What inspired you to start your company?
I had two essential moments that made me leap. In 1999, my mother received a $400 gas expense, and she was just making 10 bucks an hour, so we could not pay for the gas costs. Therefore, regrettably, we had our gas and heat shut off. For approximately a year in my teens, we had to boil water and carry it up to a porcelain tub to take a bath. Those were uniquely hard times, and experiences like that just stick with you. I dont care what happens the rest of your career or what your lifestyle is moving forward; those moments are with you forever. As I talk about that with different groups around the country, it has become clear that my experience is not an abnormality. A lot of individuals have similar anecdotes, and thats not a great thing
The second essential moment was most likely 15 years back, as I was working for a company that was investing in a host of things around the globe. People were being available in to request for a financial investment around eco-friendly energy, and I positioned a concern to them: “What you are making with these solar firms is spectacular, and the expense of solar is boiling down, however how does that aid everyday people?” I asked, “Where are they in your formula? Where is their gain access to? They are paying a disproportionate quantity of their income on energy.” They looked confused that I would even dare inquire about the daily individuals. They said, “Well, you understand, low- and moderate-income households typically live in multi-family buildings, and it is tough to get in contact with those developing owners. If you can not get in contact with the building owners, you have to call private families and the expense of getting those people informed and after that registering for renewable resource is not a favorable service design.” So, I asked, “What if I owned the housing development and the solar?” And they said, whoever does that is going to change the market permanently. I quit my task. I think I turned in my resignation within 6 months of that conversation, and I started my business. I called it 548 Capital since that is the unit number in the public real estate where I grew up. Everything is I do is targeted to households in those situations and focused on improving their quality of life

Show us a recent success story.
We recently signed up with Mayor Lightfoot for a press conference to reveal that we will be building a $30 million, entirely budget-friendly and totally sustainable advancement, in partnership with the City of Chicago. We are building 50 residential units, a cafe, a company center, all on the South Side of Chicago, which will expand solar-powered use in the city
What impact are you making?
I believe there is constantly a shock when people discover who is behind our company. Even in our own communities, people just cant believe it.

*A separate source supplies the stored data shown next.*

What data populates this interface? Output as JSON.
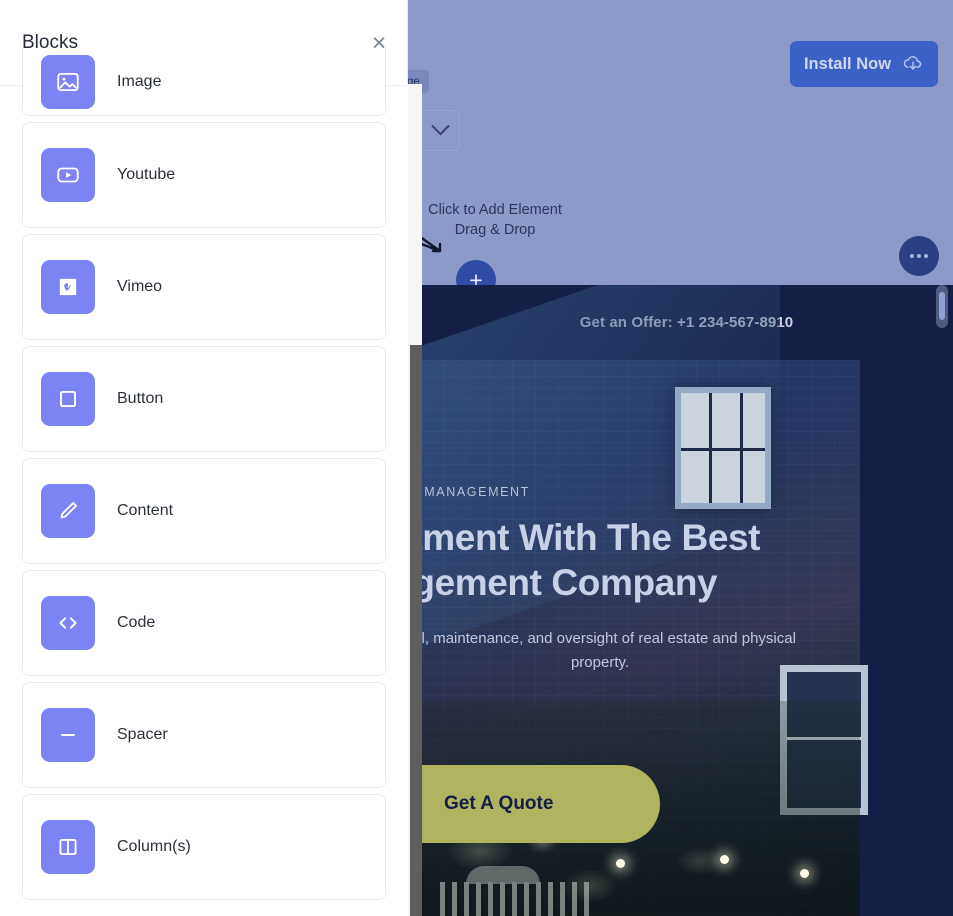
{
  "panel": {
    "title": "Blocks",
    "close_label": "×",
    "close_icon": "close-icon",
    "items": [
      {
        "label": "Image",
        "icon": "image-icon",
        "clipped": true
      },
      {
        "label": "Youtube",
        "icon": "youtube-icon",
        "clipped": false
      },
      {
        "label": "Vimeo",
        "icon": "vimeo-icon",
        "clipped": false
      },
      {
        "label": "Button",
        "icon": "button-icon",
        "clipped": false
      },
      {
        "label": "Content",
        "icon": "pencil-icon",
        "clipped": false
      },
      {
        "label": "Code",
        "icon": "code-icon",
        "clipped": false
      },
      {
        "label": "Spacer",
        "icon": "spacer-icon",
        "clipped": false
      },
      {
        "label": "Column(s)",
        "icon": "columns-icon",
        "clipped": false
      }
    ]
  },
  "canvas": {
    "install_button": "Install Now",
    "install_icon": "cloud-download-icon",
    "page_badge": "ge",
    "dropdown_icon": "chevron-down-icon",
    "add_element_line1": "Click to Add Element",
    "add_element_line2": "Drag & Drop",
    "plus_button": "+",
    "more_button_icon": "ellipsis-icon",
    "hero": {
      "offer": "Get an Offer: +1 234-567-8910",
      "eyebrow": "PERTY MANAGEMENT",
      "title_line1": "estment With The Best",
      "title_line2": "nagement Company",
      "subtitle_line1": "trol, maintenance, and oversight of real estate and physical",
      "subtitle_line2": "property.",
      "cta": "Get A Quote"
    }
  },
  "colors": {
    "tile_purple": "#7c84f5",
    "canvas_bg": "#8d9ac9",
    "hero_navy": "#141e47",
    "install_blue": "#3a62c6",
    "cta_olive": "#b0b35f"
  }
}
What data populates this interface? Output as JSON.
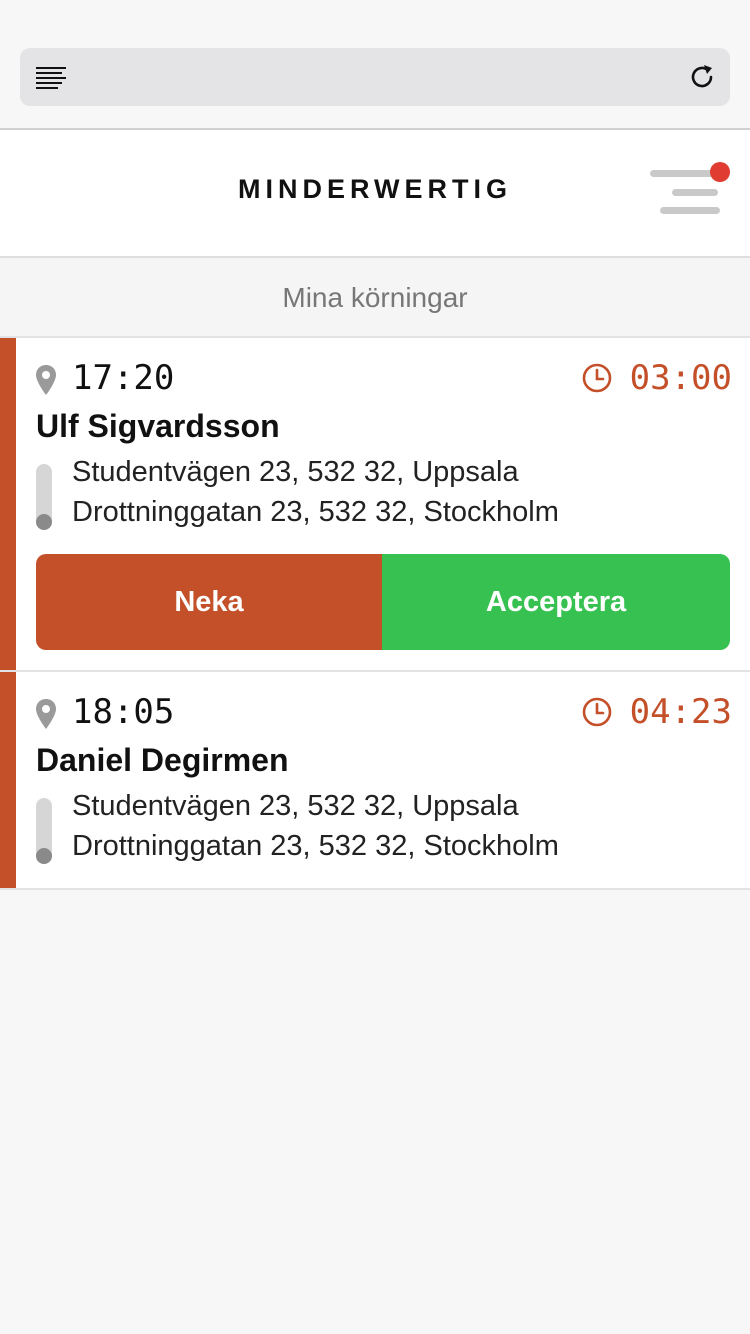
{
  "browser": {
    "reader_icon": "reader-view-icon",
    "reload_icon": "reload-icon"
  },
  "header": {
    "logo": "MINDERWERTIG",
    "menu_icon": "hamburger-menu-icon",
    "notification_dot_color": "#e03c31"
  },
  "section": {
    "title": "Mina körningar"
  },
  "colors": {
    "accent": "#c4502a",
    "accept": "#37c151"
  },
  "rides": [
    {
      "pickup_time": "17:20",
      "countdown": "03:00",
      "customer": "Ulf Sigvardsson",
      "from": "Studentvägen 23, 532 32, Uppsala",
      "to": "Drottninggatan 23, 532 32, Stockholm",
      "decline_label": "Neka",
      "accept_label": "Acceptera"
    },
    {
      "pickup_time": "18:05",
      "countdown": "04:23",
      "customer": "Daniel Degirmen",
      "from": "Studentvägen 23, 532 32, Uppsala",
      "to": "Drottninggatan 23, 532 32, Stockholm"
    }
  ]
}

The other thing that I believe is crucial is we have a financial impact that resonates with individuals, and its a quite effective message. That quantity of money effects the budget plan of daily families
What difficulties do you face? Why?
When I go to banks and say that were constructing sustainable housing in low- and moderate-income communities, they look at me like Ive spoken the wrong language. These communities are still being red-lined. I believe the lesson is that union structure is crucial.

I think there is constantly a shock when people discover who is behind our business. Even in our own communities, individuals just cant think it. Putting individuals in rooms together so everybody can share notes is constantly valuable. We are also always ready to host people if they want to see some of the sustainable technology we are putting in these neighborhoods. We host individuals once a week at our structure so they can see the technology that were applying in neighborhoods that historically havent had access.